Die Sache mit dem Women's Sport Trust ist für mich wirklich sehr gut und ich lerne sehr, sehr viel dabei. Ich fühle mich sehr inspiriert durch diese Aktivitäten. Die Organisation von Webinars, Workshops und Abschlusskursen funktioniert bestens. Während der COVID-Zeit sind wir mehrfach in der Woche virtuell zusammengekommen. Wir eignen uns dabei neue Kenntnisse an und setzen uns mit der realen Welt auseinander, was Marketing, Visionen und andere persönlich wichtige Dinge angeht. Es wurden Partnerschaften mit so genannten Aktivatorinnen und Mentorinnen gebildet, und wir bekommen großartige Ideen vermittelt. Ich finde das alles sehr, sehr inspirierend, denn alle Beteiligten sind sehr leidenschaftlich und motiviert, den Frauensport zu verbessern und dafür zu sorgen, dass junge Mädchen eine Karriere im Fussball, in der Leichtathletik und auch anderen Disziplinen anstreben können, was auch immer sie möchten.

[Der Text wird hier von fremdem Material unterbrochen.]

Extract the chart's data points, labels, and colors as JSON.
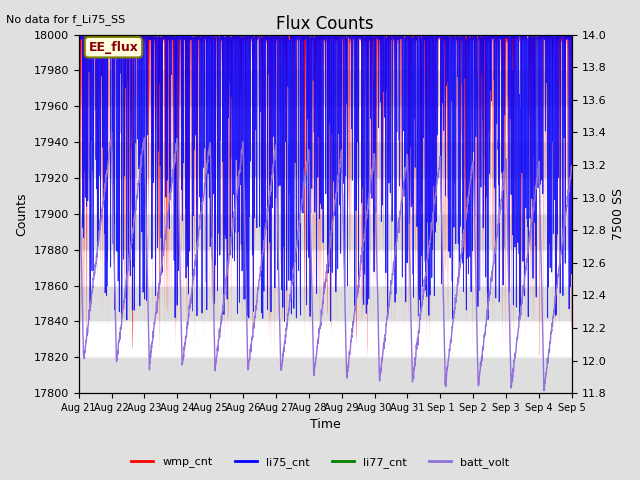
{
  "title": "Flux Counts",
  "top_left_text": "No data for f_Li75_SS",
  "xlabel": "Time",
  "ylabel_left": "Counts",
  "ylabel_right": "7500 SS",
  "annotation_box": "EE_flux",
  "ylim_left": [
    17800,
    18000
  ],
  "ylim_right": [
    11.8,
    14.0
  ],
  "yticks_left": [
    17800,
    17820,
    17840,
    17860,
    17880,
    17900,
    17920,
    17940,
    17960,
    17980,
    18000
  ],
  "yticks_right": [
    11.8,
    12.0,
    12.2,
    12.4,
    12.6,
    12.8,
    13.0,
    13.2,
    13.4,
    13.6,
    13.8,
    14.0
  ],
  "xtick_labels": [
    "Aug 21",
    "Aug 22",
    "Aug 23",
    "Aug 24",
    "Aug 25",
    "Aug 26",
    "Aug 27",
    "Aug 28",
    "Aug 29",
    "Aug 30",
    "Aug 31",
    "Sep 1",
    "Sep 2",
    "Sep 3",
    "Sep 4",
    "Sep 5"
  ],
  "legend_entries": [
    "wmp_cnt",
    "li75_cnt",
    "li77_cnt",
    "batt_volt"
  ],
  "legend_colors": [
    "red",
    "blue",
    "green",
    "mediumpurple"
  ],
  "wmp_color": "red",
  "li75_color": "blue",
  "li77_color": "limegreen",
  "batt_color": "mediumpurple",
  "background_color": "#e0e0e0",
  "plot_bg_color": "white",
  "gray_band_color": "#d0d0d0",
  "num_days": 15,
  "seed": 42
}
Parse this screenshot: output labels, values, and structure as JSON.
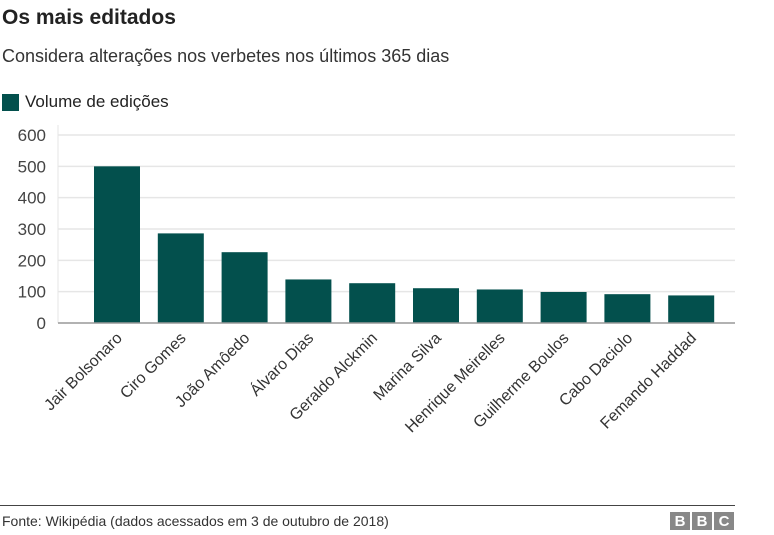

Wie sieht Ihre eigene Zukunft aus? Ist es zu früh, danach zu fragen, wann Sie möglicherweise aufhören und wie die Pläne für die Zeit danach aussehen?

Nein, dafür ist es nicht zu früh – Ich bin eine Planerin! Ich versuche immer, jede mögliche Entwicklung zu bedenken. Das kommt wohl daher, dass ich in einer Zeit aufgewachsen bin, als es im Frauenfussball noch kaum zuverlässige Gewissheiten gab. Wie jeder Profisportler will ich so lange spielen, wie ich nur kann. Aber weil ich schon eine ganze Reihe Verletzungen hatte, habe ich auch immer schon nach anderen Möglichkeiten Ausschau gehalten. Ich setze mir gern selbst Ziele und Herausforderungen und wenn mir jemand sagt, dass ich etwas nicht kann, dann motiviert mich das nur umso mehr. Mein aktuelles Ziel lautet, es in den Kader für die Olympischen Spiele, die EURO und die WM 2023 zu schaffen. Vielleicht gelingt es mir nicht. Aber wenn ich solche Ziele nicht hätte, dann könnte ich auch sofort aufhören.